Since I’ve also booked a massage, she offers me a choice. “Male or female?” she asks.
“Female,” I blurt out. “Definitely female.”
She picks up the telephone and makes a call. Upon hanging up, she addresses me once again. “Okay, her name is Frida,” she says, fuelling steamy thoughts of an attractive popstar sensuously kneading my back like there was no place else she’d rather be. “She will come and collect you when she gets here.”
I ask her what I should wear. “Nothing,” the woman answers. “Wrap a towel around you when you walk from room to room or if you go outside. Otherwise, you should be naked.” I swear she winks at me.
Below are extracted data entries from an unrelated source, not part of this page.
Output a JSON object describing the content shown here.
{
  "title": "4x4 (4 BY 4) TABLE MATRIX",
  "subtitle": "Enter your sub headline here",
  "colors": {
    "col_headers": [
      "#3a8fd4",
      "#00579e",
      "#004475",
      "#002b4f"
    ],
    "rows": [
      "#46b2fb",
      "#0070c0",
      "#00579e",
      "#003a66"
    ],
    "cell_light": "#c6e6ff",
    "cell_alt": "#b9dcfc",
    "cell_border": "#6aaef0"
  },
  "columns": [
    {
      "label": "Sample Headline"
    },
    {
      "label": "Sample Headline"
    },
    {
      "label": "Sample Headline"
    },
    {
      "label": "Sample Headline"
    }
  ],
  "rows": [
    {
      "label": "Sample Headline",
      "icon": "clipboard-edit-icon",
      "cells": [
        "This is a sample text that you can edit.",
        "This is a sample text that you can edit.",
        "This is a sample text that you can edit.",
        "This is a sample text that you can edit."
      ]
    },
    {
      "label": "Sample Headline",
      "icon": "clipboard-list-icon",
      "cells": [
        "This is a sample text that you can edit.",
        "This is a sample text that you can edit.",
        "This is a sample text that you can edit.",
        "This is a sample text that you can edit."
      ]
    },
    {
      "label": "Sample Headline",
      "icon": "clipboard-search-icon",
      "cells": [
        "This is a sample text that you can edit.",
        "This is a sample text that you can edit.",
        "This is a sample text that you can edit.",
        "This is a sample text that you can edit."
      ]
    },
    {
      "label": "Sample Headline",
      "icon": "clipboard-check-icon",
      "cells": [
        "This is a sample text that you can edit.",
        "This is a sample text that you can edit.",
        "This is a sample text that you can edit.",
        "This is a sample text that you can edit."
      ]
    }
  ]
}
Inside the change room, the timber lockers look like they might have been the original installations from when the sauna first opened in 1928. I peel off multiple layers of winter clothing then stuff them inside, replacing them with a towel that I wrap around my waist for the walk to the adjacent sauna room. Others forego even that.
The sauna room is dark and clammy and the occupants are mostly older men. I can’t help but notice that all of them are completely nude, some more discreetly than others. When one of them asks me where I’m from – I haven’t said a word, yet he intuitively knows I’m not one of them – I tell him I’m from Australia.
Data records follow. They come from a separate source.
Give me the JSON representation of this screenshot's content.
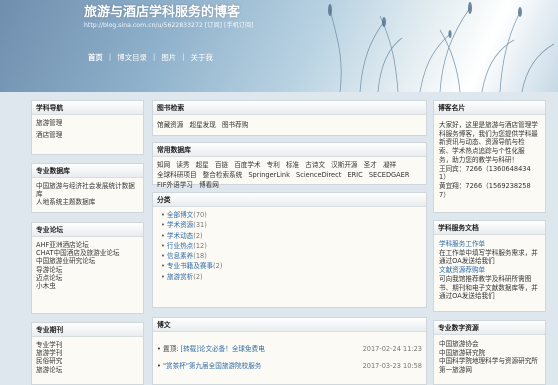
{
  "header": {
    "title": "旅游与酒店学科服务的博客",
    "url": "http://blog.sina.com.cn/u/5622833272",
    "subscribe": "[订阅]",
    "mobile_subscribe": "[手机订阅]"
  },
  "nav": {
    "items": [
      "首页",
      "博文目录",
      "图片",
      "关于我"
    ]
  },
  "left": {
    "subject_nav": {
      "title": "学科导航",
      "items": [
        "旅游管理",
        "酒店管理"
      ]
    },
    "databases": {
      "title": "专业数据库",
      "items": [
        "中国旅游与经济社会发展统计数据",
        "库",
        "人地系统主题数据库"
      ]
    },
    "forums": {
      "title": "专业论坛",
      "items": [
        "AHF亚洲酒店论坛",
        "CHAT中国酒店及旅游业论坛",
        "中国旅游业研究论坛",
        "导游论坛",
        "迈点论坛",
        "小木虫"
      ]
    },
    "journals": {
      "title": "专业期刊",
      "items": [
        "专业学刊",
        "旅游学刊",
        "民俗研究",
        "旅游论坛"
      ]
    }
  },
  "center": {
    "book_search": {
      "title": "图书检索",
      "links": [
        "馆藏资源",
        "超星发现",
        "图书荐购"
      ]
    },
    "common_db": {
      "title": "常用数据库",
      "links": [
        "知网",
        "读秀",
        "超星",
        "百链",
        "百度学术",
        "专利",
        "标准",
        "古诗文",
        "汉斯开源",
        "圣才",
        "凝祥",
        "全球科研项目",
        "整合检索系统",
        "SpringerLink",
        "ScienceDirect",
        "ERIC",
        "SECEDGAER",
        "FIF外语学习",
        "博看网"
      ]
    },
    "categories": {
      "title": "分类",
      "items": [
        {
          "label": "全部博文",
          "count": "(70)"
        },
        {
          "label": "学术资源",
          "count": "(31)"
        },
        {
          "label": "学术动态",
          "count": "(2)"
        },
        {
          "label": "行业热点",
          "count": "(12)"
        },
        {
          "label": "信息素养",
          "count": "(18)"
        },
        {
          "label": "专业书籍及赛事",
          "count": "(2)"
        },
        {
          "label": "旅游赏析",
          "count": "(2)"
        }
      ]
    },
    "posts": {
      "title": "博文",
      "items": [
        {
          "prefix": "置顶: ",
          "title": "[转载]论文必备！全球免费电",
          "date": "2017-02-24 11:23"
        },
        {
          "prefix": "",
          "title": "\"赏茶杯\"第九届全国旅游院校服务",
          "date": "2017-03-23 10:58"
        }
      ]
    }
  },
  "right": {
    "card": {
      "title": "博客名片",
      "lines": [
        "大家好，这里是旅游与酒店管理学",
        "科服务博客，我们为您提供学科最",
        "新资讯与动态、资源导航与检",
        "索、学术热点追踪与个性化服",
        "务，助力您的教学与科研！",
        "王同宾：7266（1360648434",
        "1）",
        "黄宜翔：7266（1569238258",
        "7）"
      ]
    },
    "services": {
      "title": "学科服务文档",
      "lines": [
        {
          "text": "学科服务工作单",
          "blue": true
        },
        {
          "text": "在工作单中填写学科服务需求，并",
          "blue": false
        },
        {
          "text": "通过OA发送给我们",
          "blue": false
        },
        {
          "text": "文献资源荐购单",
          "blue": true
        },
        {
          "text": "可向我馆推荐教学及科研所需图",
          "blue": false
        },
        {
          "text": "书、期刊和电子文献数据库等，并",
          "blue": false
        },
        {
          "text": "通过OA发送给我们",
          "blue": false
        }
      ]
    },
    "institutions": {
      "title": "专业数字资源",
      "items": [
        "中国旅游协会",
        "中国旅游研究院",
        "中国科学院地理科学与资源研究所",
        "第一旅游网"
      ]
    }
  }
}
“Oh, Down Under,” he replies. I reflexively cover my crotch.
The man, whose name I don’t ask, suggests I sit on the wooden upper level; the remaining three terraces are bare concrete. “We call it the pipe rack,” he says, referring to the hottest area inside the room.
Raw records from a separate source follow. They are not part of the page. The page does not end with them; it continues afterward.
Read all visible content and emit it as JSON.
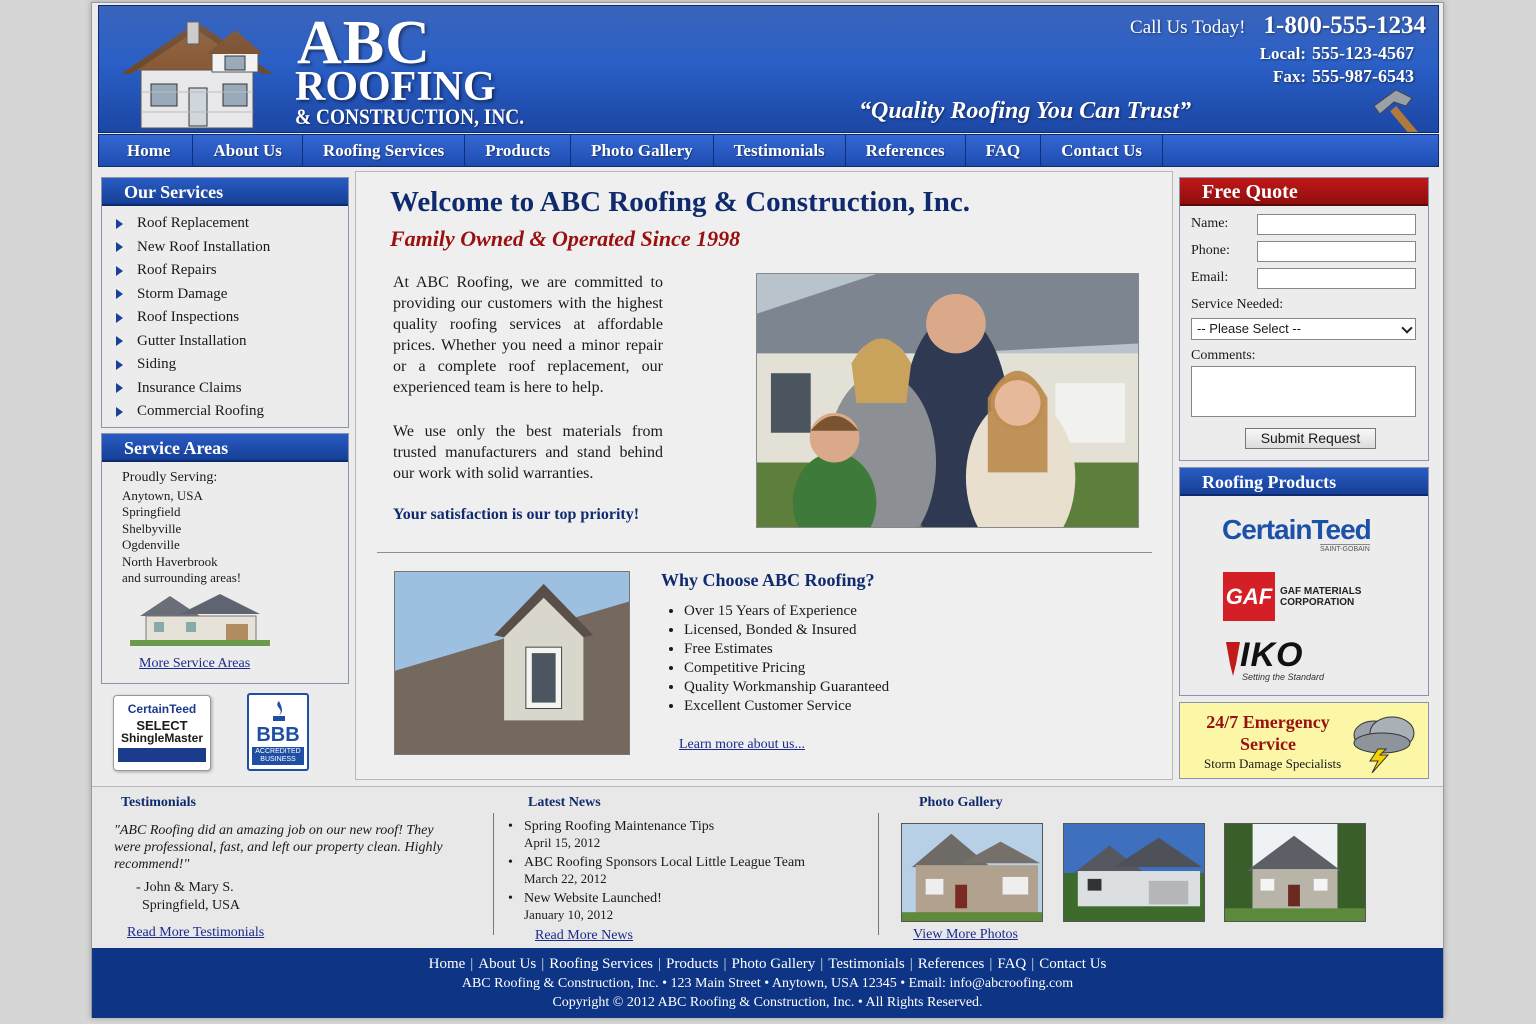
{
  "header": {
    "brand_line1": "ABC",
    "brand_line2": "ROOFING",
    "brand_line3": "& CONSTRUCTION, INC.",
    "call_label": "Call Us Today!",
    "call_number": "1-800-555-1234",
    "local_label": "Local:",
    "local_number": "555-123-4567",
    "fax_label": "Fax:",
    "fax_number": "555-987-6543",
    "slogan": "“Quality Roofing You Can Trust”"
  },
  "nav": [
    "Home",
    "About Us",
    "Roofing Services",
    "Products",
    "Photo Gallery",
    "Testimonials",
    "References",
    "FAQ",
    "Contact Us"
  ],
  "services": {
    "title": "Our Services",
    "items": [
      "Roof Replacement",
      "New Roof Installation",
      "Roof Repairs",
      "Storm Damage",
      "Roof Inspections",
      "Gutter Installation",
      "Siding",
      "Insurance Claims",
      "Commercial Roofing"
    ]
  },
  "areas": {
    "title": "Service Areas",
    "intro": "Proudly Serving:",
    "items": [
      "Anytown, USA",
      "Springfield",
      "Shelbyville",
      "Ogdenville",
      "North Haverbrook",
      "and surrounding areas!"
    ],
    "more_link": "More Service Areas"
  },
  "badges": {
    "ct_line1": "CertainTeed",
    "ct_line2": "SELECT",
    "ct_line3": "ShingleMaster",
    "bbb_label": "BBB",
    "bbb_sub": "ACCREDITED BUSINESS"
  },
  "main": {
    "welcome": "Welcome to ABC Roofing & Construction, Inc.",
    "tagline": "Family Owned & Operated Since 1998",
    "para1": "At ABC Roofing, we are committed to providing our customers with the highest quality roofing services at affordable prices. Whether you need a minor repair or a complete roof replacement, our experienced team is here to help.",
    "para2": "We use only the best materials from trusted manufacturers and stand behind our work with solid warranties.",
    "priority": "Your satisfaction is our top priority!",
    "why_title": "Why Choose ABC Roofing?",
    "why_items": [
      "Over 15 Years of Experience",
      "Licensed, Bonded & Insured",
      "Free Estimates",
      "Competitive Pricing",
      "Quality Workmanship Guaranteed",
      "Excellent Customer Service"
    ],
    "learn_more": "Learn more about us..."
  },
  "quote": {
    "title": "Free Quote",
    "name_label": "Name:",
    "phone_label": "Phone:",
    "email_label": "Email:",
    "service_label": "Service Needed:",
    "service_selected": "-- Please Select --",
    "comments_label": "Comments:",
    "submit": "Submit Request"
  },
  "products": {
    "title": "Roofing Products",
    "ct_name": "CertainTeed",
    "ct_sub": "SAINT-GOBAIN",
    "gaf_name": "GAF",
    "gaf_text1": "GAF MATERIALS",
    "gaf_text2": "CORPORATION",
    "iko_name": "IKO",
    "iko_sub": "Setting the Standard"
  },
  "emergency": {
    "title": "24/7 Emergency Service",
    "subtitle": "Storm Damage Specialists"
  },
  "bottom": {
    "testimonials_title": "Testimonials",
    "testimonial_text": "\"ABC Roofing did an amazing job on our new roof! They were professional, fast, and left our property clean. Highly recommend!\"",
    "testimonial_by": "- John & Mary S.",
    "testimonial_city": "Springfield, USA",
    "read_testimonials": "Read More Testimonials",
    "news_title": "Latest News",
    "news": [
      {
        "title": "Spring Roofing Maintenance Tips",
        "date": "April 15, 2012"
      },
      {
        "title": "ABC Roofing Sponsors Local Little League Team",
        "date": "March 22, 2012"
      },
      {
        "title": "New Website Launched!",
        "date": "January 10, 2012"
      }
    ],
    "read_news": "Read More News",
    "gallery_title": "Photo Gallery",
    "view_photos": "View More Photos"
  },
  "footer": {
    "nav": [
      "Home",
      "About Us",
      "Roofing Services",
      "Products",
      "Photo Gallery",
      "Testimonials",
      "References",
      "FAQ",
      "Contact Us"
    ],
    "info": "ABC Roofing & Construction, Inc.  •  123 Main Street  •  Anytown, USA 12345  •  Email: info@abcroofing.com",
    "copyright": "Copyright © 2012 ABC Roofing & Construction, Inc.  •  All Rights Reserved."
  },
  "colors": {
    "brand_blue": "#1e4fb3",
    "dark_blue": "#0e3585",
    "accent_red": "#9a1010",
    "emergency_yellow": "#fbf7a6"
  }
}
It isn’t long before sweat begins to drip from my brow and pool at my feet. My nasal hairs also feel like they’re burning whenever I inhale and I start to wonder how long I can last when a tall, slender man pokes his head around the door.
“Anyone order a massage for three o’clock?” he shouts through the mist.
When no one answers, I gather he must be referring to me. “I did,” I reply, hesitantly, “but with Frida,” realising all of a sudden that Frida might be a man’s name in Finland, where they call their sons Kimi and Keke and Lasse.
“Your hotel rang and booked me directly yesterday,” he explains.
“Bugger!” I murmur, perhaps a little too audibly. “I guess it’s me then.”
I’m directed upstairs, where my masseur busies himself layering paper towels over a massage table that’s placed in the centre of an otherwise spartanly furnished room.
“Come. Lie here, face down,” he instructs.
“What do I do with my towel?” I ask.
“We can use it like a blanket,” he says to my relief; it means I won’t be completely vulnerable.
From that point forward, I’m able to relax while the 25-year trade veteran works on my back, neck and shoulders. Thirty minutes later and I’m wishing I’d booked an hour-long session.
When I leave the sauna and step outside, I feel great. My core temperature remains stable, my skin feels clean and my muscles are relaxed. Best of all, any fears I had about romping around naked in a roomful of strangers has been put firmly behind me. So to speak.
Kotiharjun Sauna (opened 1928) is the last genuine wood-heated traditional public sauna in Helsinki.
Entry is US$16 per adult. Massages extra.